Government projects tend to be on a national scale which can make it harder for SMEs to secure work

The procurement process for smaller contracts currently being undertaken by the Crown Commercial Service (CCS) once again talks about engagement of SMEs but when you read into the detail the guidelines, terms and commercial framework seem to favour larger companies. In particular, the risk associated with blind bidding for work can be very dangerous for smaller companies as they may not be awarded enough ‘good’ government contracts to offset the ‘bad’ ones. As such the need to win large amounts and spread risk favours larger businesses and, in particular, the very largest.

Lack of resources

In my experience bidding for government work can be a lengthy and costly process and many smaller businesses don’t have the same resources as larger companies to put together winning bids. I welcome the intent of the CCS to make the procurement process simpler, however they have just swapped some challenges for others.

For example, smaller companies often have a regional focus, whereas government projects tend to be on a national scale. It is therefore extremely difficult for a smaller business to find the resources to fulfil large-scale contracts. In addition, the penalty clauses for not delivering are huge and this has the potential to break the company – more risk again! As a result, a lot of small businesses will continue to shy away from competing for public sector contracts. This is a real shame as there is no doubt that these organisations are often more specialised and can provide a better solution. However, the contracts which are suitable for these companies are often contained within a larger tender and given to one primary contractor as it is cheaper than tendering multiple parts of one project. The end result for smaller businesses is often lower margins and higher risk.

Risk versus reward

If we focus on the risk to small businesses, the requirement to commit to a ‘call off’ price for work by a specific measurable unit that can be taken up directly by any organisation using the framework is also fraught with danger. We operate in the facilities management sector and it is almost impossible to price for air conditioning maintenance per m2 when you haven’t seen the building, don’t know the number of assets in scope, their age or condition, their workload and their prior maintenance history. The same applies to cleaning, as how can you price to clean a m2 of office space when you don’t know the floor covering, the amount of staff using the space, if its open plan or modular etc?
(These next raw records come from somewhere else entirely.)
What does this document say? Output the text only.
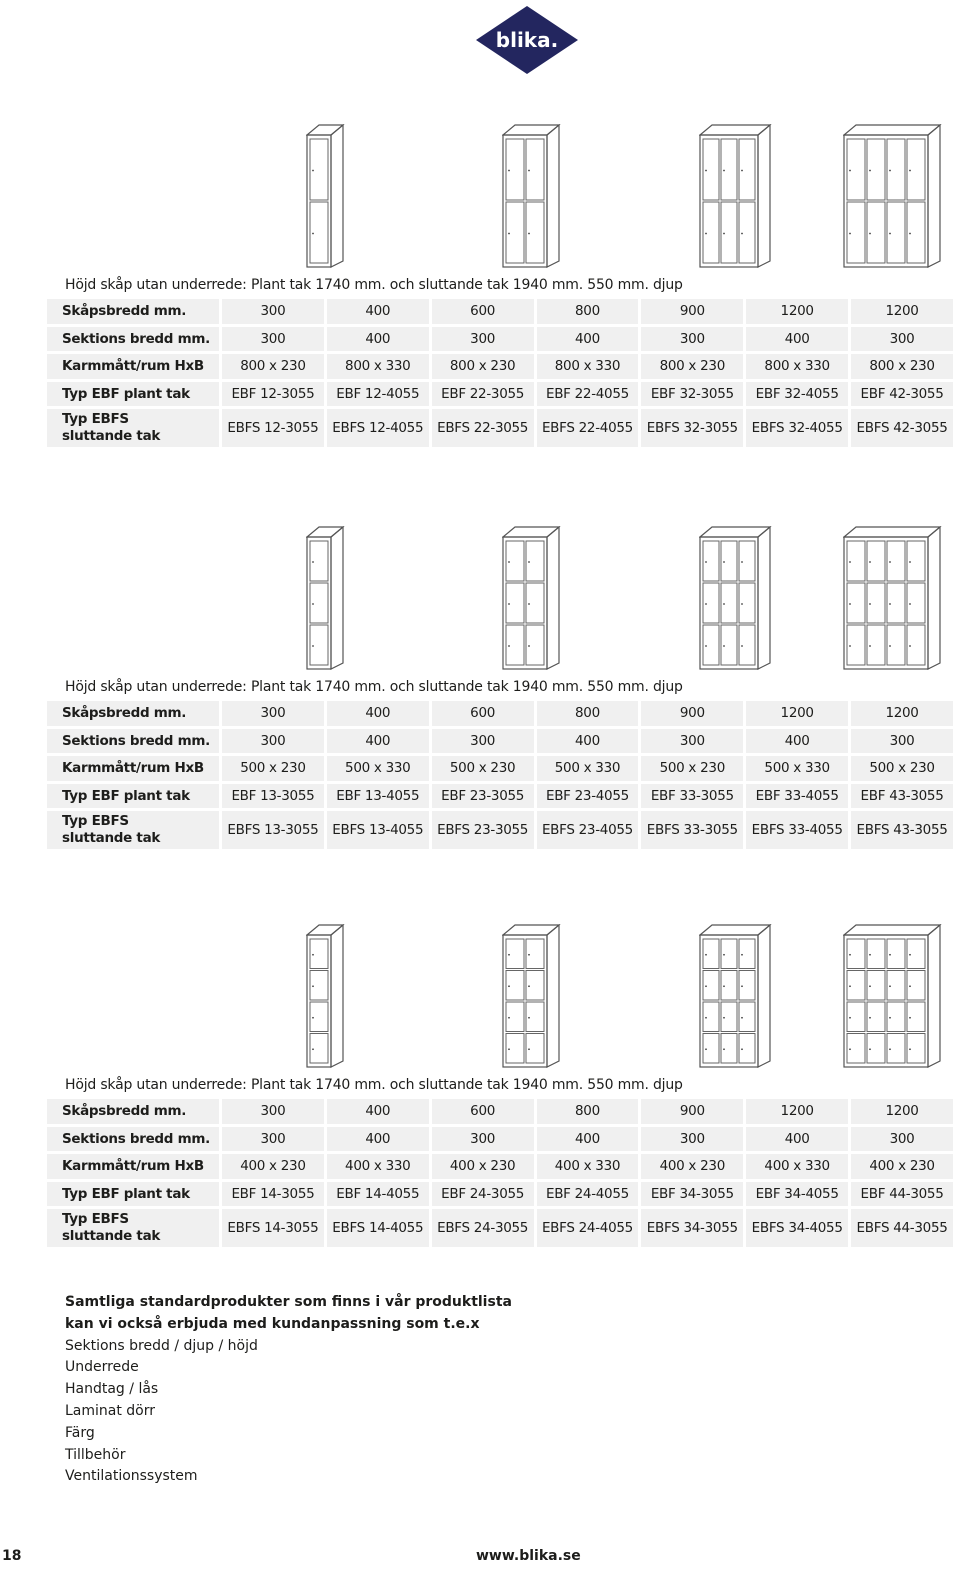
blika.
Höjd skåp utan underrede: Plant tak 1740 mm. och sluttande tak 1940 mm. 550 mm. djup
Skåpsbredd mm.	300	400	600	800	900	1200	1200

Sektions bredd mm.	300	400	300	400	300	400	300

Karmmått/rum HxB	800 x 230	800 x 330	800 x 230	800 x 330	800 x 230	800 x 330	800 x 230

Typ EBF plant tak	EBF 12-3055	EBF 12-4055	EBF 22-3055	EBF 22-4055	EBF 32-3055	EBF 32-4055	EBF 42-3055

Typ EBFS
sluttande tak	EBFS 12-3055	EBFS 12-4055	EBFS 22-3055	EBFS 22-4055	EBFS 32-3055	EBFS 32-4055	EBFS 42-3055
Höjd skåp utan underrede: Plant tak 1740 mm. och sluttande tak 1940 mm. 550 mm. djup
Skåpsbredd mm.	300	400	600	800	900	1200	1200

Sektions bredd mm.	300	400	300	400	300	400	300

Karmmått/rum HxB	500 x 230	500 x 330	500 x 230	500 x 330	500 x 230	500 x 330	500 x 230

Typ EBF plant tak	EBF 13-3055	EBF 13-4055	EBF 23-3055	EBF 23-4055	EBF 33-3055	EBF 33-4055	EBF 43-3055

Typ EBFS
sluttande tak	EBFS 13-3055	EBFS 13-4055	EBFS 23-3055	EBFS 23-4055	EBFS 33-3055	EBFS 33-4055	EBFS 43-3055
Höjd skåp utan underrede: Plant tak 1740 mm. och sluttande tak 1940 mm. 550 mm. djup
Skåpsbredd mm.	300	400	600	800	900	1200	1200

Sektions bredd mm.	300	400	300	400	300	400	300

Karmmått/rum HxB	400 x 230	400 x 330	400 x 230	400 x 330	400 x 230	400 x 330	400 x 230

Typ EBF plant tak	EBF 14-3055	EBF 14-4055	EBF 24-3055	EBF 24-4055	EBF 34-3055	EBF 34-4055	EBF 44-3055

Typ EBFS
sluttande tak	EBFS 14-3055	EBFS 14-4055	EBFS 24-3055	EBFS 24-4055	EBFS 34-3055	EBFS 34-4055	EBFS 44-3055
Samtliga standardprodukter som finns i vår produktlista
kan vi också erbjuda med kundanpassning som t.e.x
Sektions bredd / djup / höjd
Underrede
Handtag / lås
Laminat dörr
Färg
Tillbehör
Ventilationssystem
18	www.blika.se
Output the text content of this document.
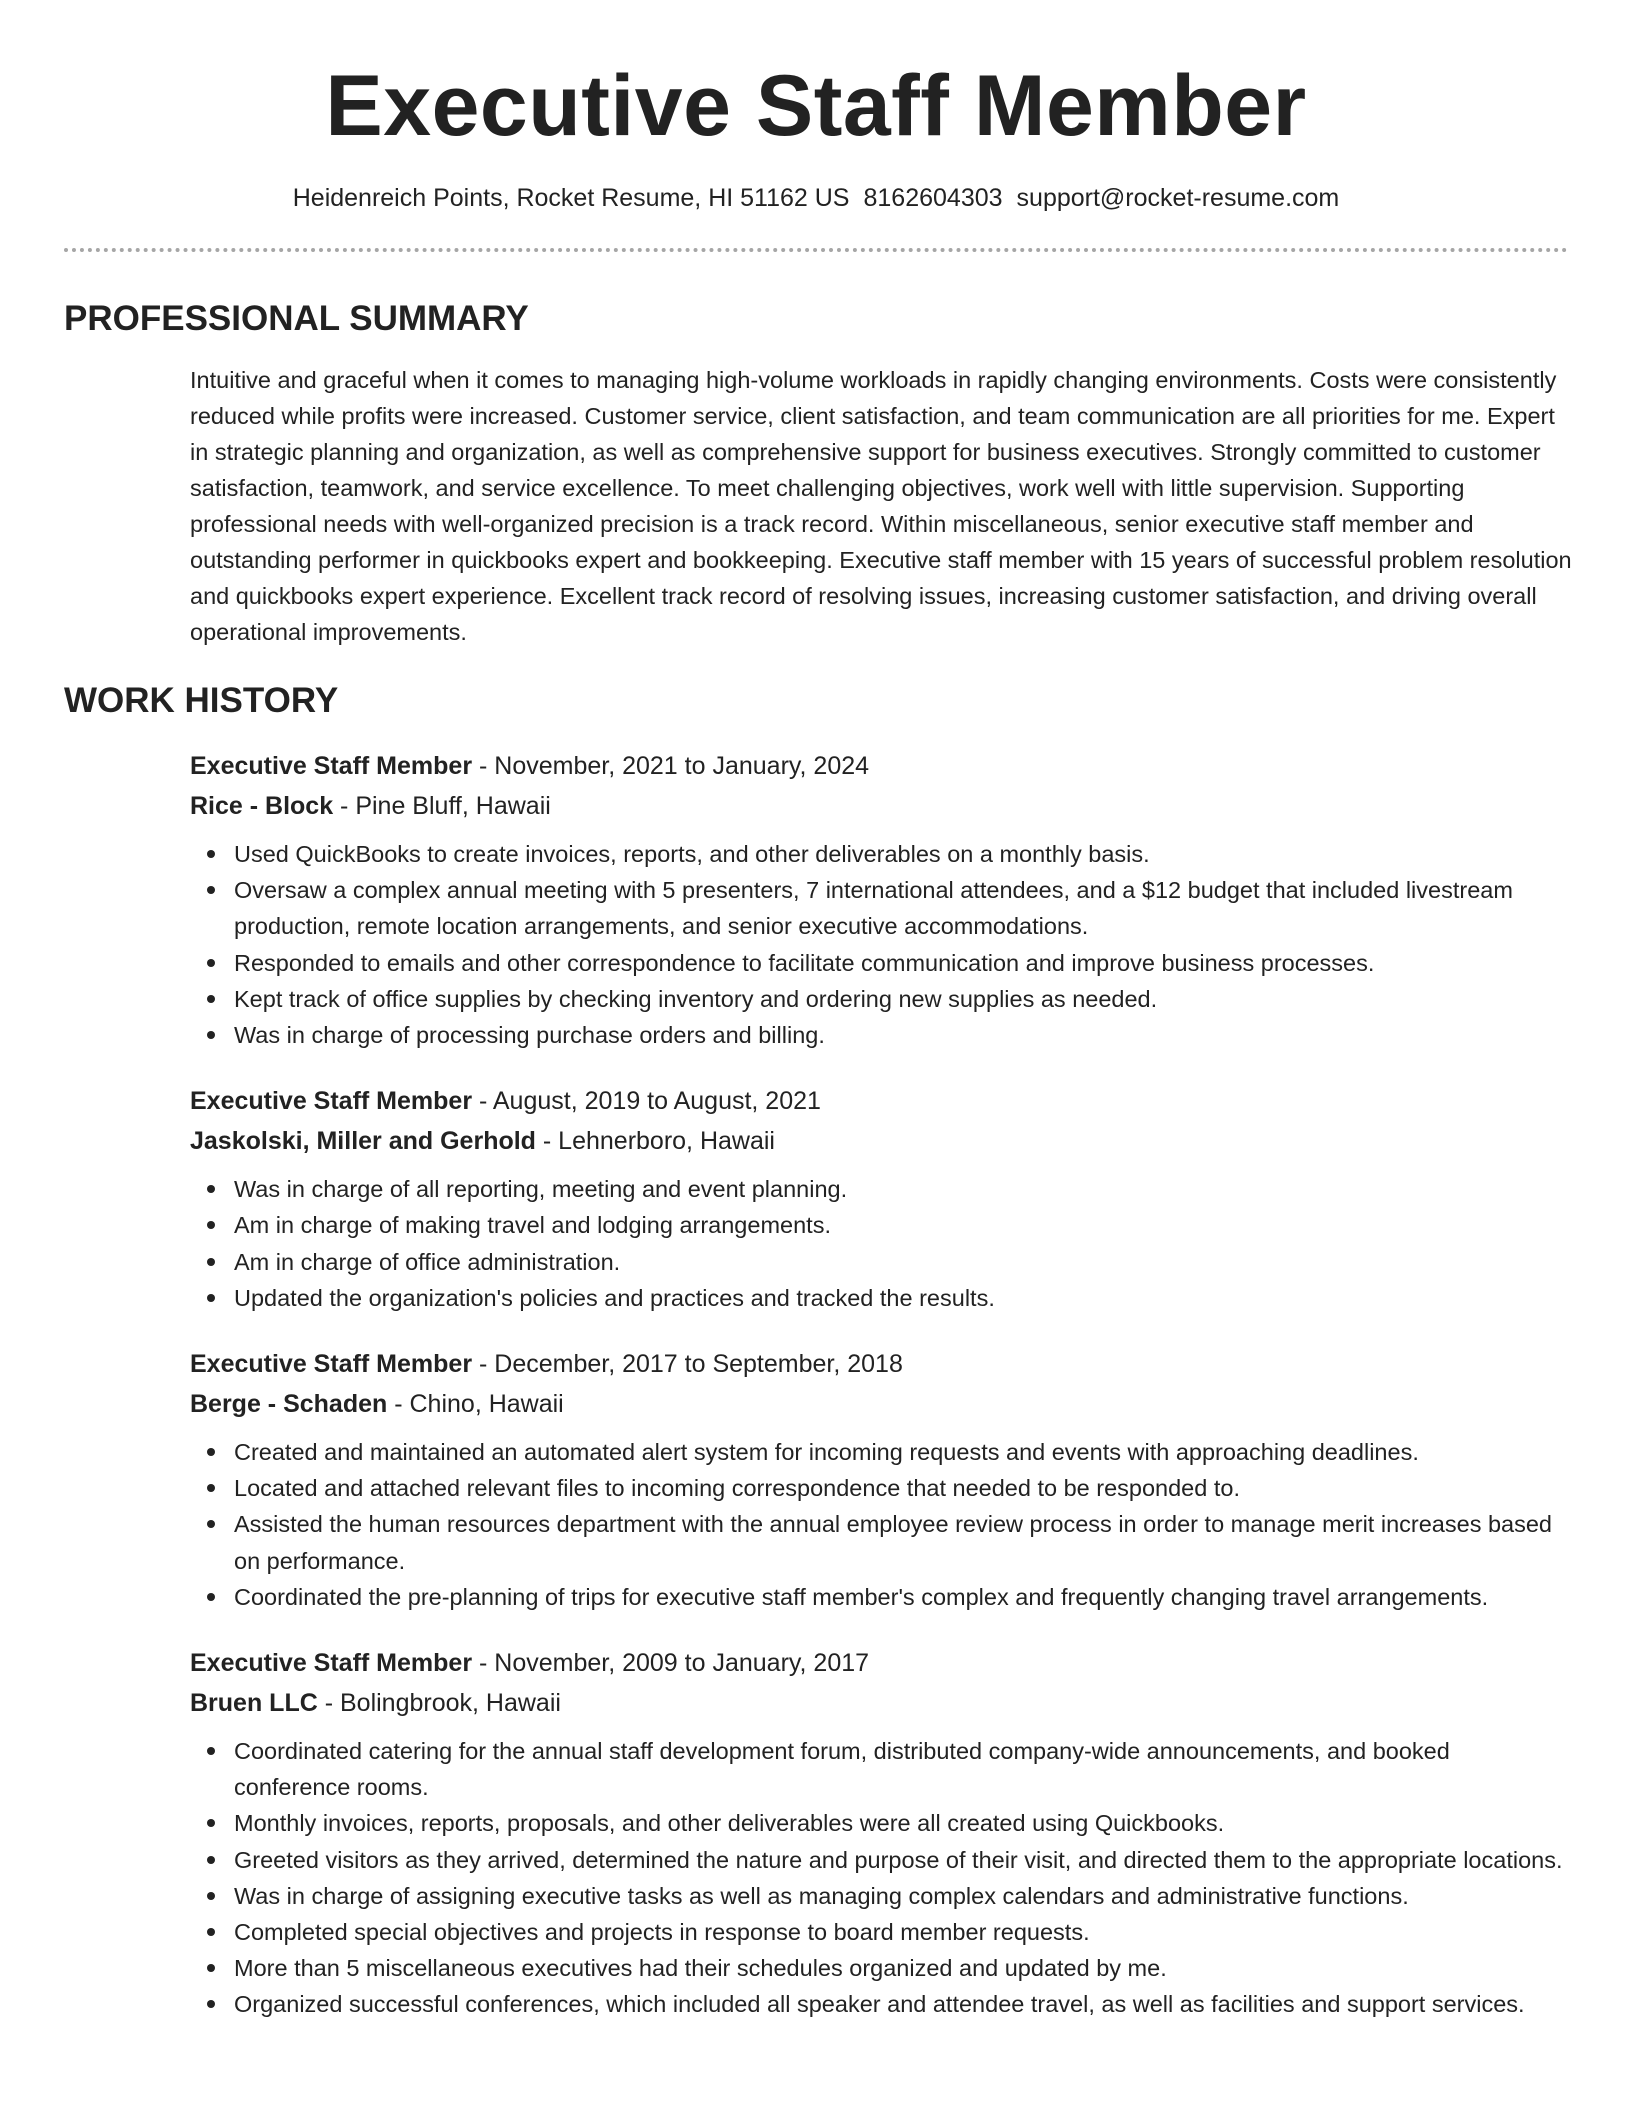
Executive Staff Member
Heidenreich Points, Rocket Resume, HI 51162 US 8162604303 support@rocket-resume.com
PROFESSIONAL SUMMARY
Intuitive and graceful when it comes to managing high-volume workloads in rapidly changing environments. Costs were consistently reduced while profits were increased. Customer service, client satisfaction, and team communication are all priorities for me. Expert in strategic planning and organization, as well as comprehensive support for business executives. Strongly committed to customer satisfaction, teamwork, and service excellence. To meet challenging objectives, work well with little supervision. Supporting professional needs with well-organized precision is a track record. Within miscellaneous, senior executive staff member and outstanding performer in quickbooks expert and bookkeeping. Executive staff member with 15 years of successful problem resolution and quickbooks expert experience. Excellent track record of resolving issues, increasing customer satisfaction, and driving overall operational improvements.
WORK HISTORY
Executive Staff Member - November, 2021 to January, 2024
Rice - Block - Pine Bluff, Hawaii
Used QuickBooks to create invoices, reports, and other deliverables on a monthly basis.
Oversaw a complex annual meeting with 5 presenters, 7 international attendees, and a $12 budget that included livestream production, remote location arrangements, and senior executive accommodations.
Responded to emails and other correspondence to facilitate communication and improve business processes.
Kept track of office supplies by checking inventory and ordering new supplies as needed.
Was in charge of processing purchase orders and billing.
Executive Staff Member - August, 2019 to August, 2021
Jaskolski, Miller and Gerhold - Lehnerboro, Hawaii
Was in charge of all reporting, meeting and event planning.
Am in charge of making travel and lodging arrangements.
Am in charge of office administration.
Updated the organization's policies and practices and tracked the results.
Executive Staff Member - December, 2017 to September, 2018
Berge - Schaden - Chino, Hawaii
Created and maintained an automated alert system for incoming requests and events with approaching deadlines.
Located and attached relevant files to incoming correspondence that needed to be responded to.
Assisted the human resources department with the annual employee review process in order to manage merit increases based on performance.
Coordinated the pre-planning of trips for executive staff member's complex and frequently changing travel arrangements.
Executive Staff Member - November, 2009 to January, 2017
Bruen LLC - Bolingbrook, Hawaii
Coordinated catering for the annual staff development forum, distributed company-wide announcements, and booked conference rooms.
Monthly invoices, reports, proposals, and other deliverables were all created using Quickbooks.
Greeted visitors as they arrived, determined the nature and purpose of their visit, and directed them to the appropriate locations.
Was in charge of assigning executive tasks as well as managing complex calendars and administrative functions.
Completed special objectives and projects in response to board member requests.
More than 5 miscellaneous executives had their schedules organized and updated by me.
Organized successful conferences, which included all speaker and attendee travel, as well as facilities and support services.
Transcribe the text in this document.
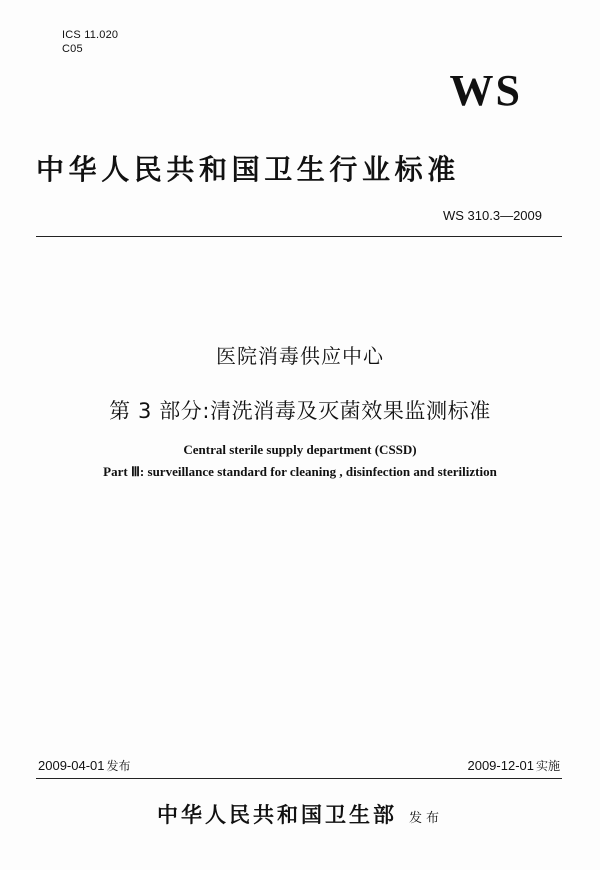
ICS 11.020
C05
WS
中华人民共和国卫生行业标准
WS 310.3—2009
医院消毒供应中心
第 3 部分:清洗消毒及灭菌效果监测标准
Central sterile supply department (CSSD)
Part Ⅲ: surveillance standard for cleaning , disinfection and steriliztion
2009-04-01 发布	2009-12-01 实施
中华人民共和国卫生部 发布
Some steps in the right direction

Despite these challenges, the government is starting to introduce measures that have been designed to help smaller businesses contribute to large projects. Another big risk for many small companies is delayed payments. For those of us in the facilities management sector we rely on our people and a delay in payment may result in staff not being paid on time and businesses eventually folding due to exceptionally tight margins. However, in a bid to crack down on this, as of April 2017, large companies have to publically report twice a year on their payment practices and performance. The government has also started to exclude businesses from projects if they cannot demonstrate fair payment practices.

Whilst this seems like a good place to start, in my opinion, much more needs to be done to address the issue. If there is one thing that we can learn from the collapse of Carillion, it is that there is great risk in concentrating all public business in the hands of a small number of big companies.

Conclusion

So what is the answer? I think the CCS should have a process which selects smaller businesses on local and national capability. Once they have selected a long list of companies that meet the required standards of service and compliance, the end user can then select from this list to specifically quote for their contract based on a fair commercial and contractual framework. This will allow the bidding companies to price the work correctly and get the client the best value price, not the cheapest. More importantly it will ensure the providers do not play Russian roulette with blind pricing and any contracts awarded are sustainable for both the client and the contractor.

In conclusion, the government procurement process has developed a polarised market with a limited and stretched supply chain that ultimately cannot deliver what it promises over an extended period. I believe that outsourcing in the public sector can be improved by not allowing poor procurement to deliver low standards of service and sustainability.

Martin Reed is CEO of Incentive FM Group.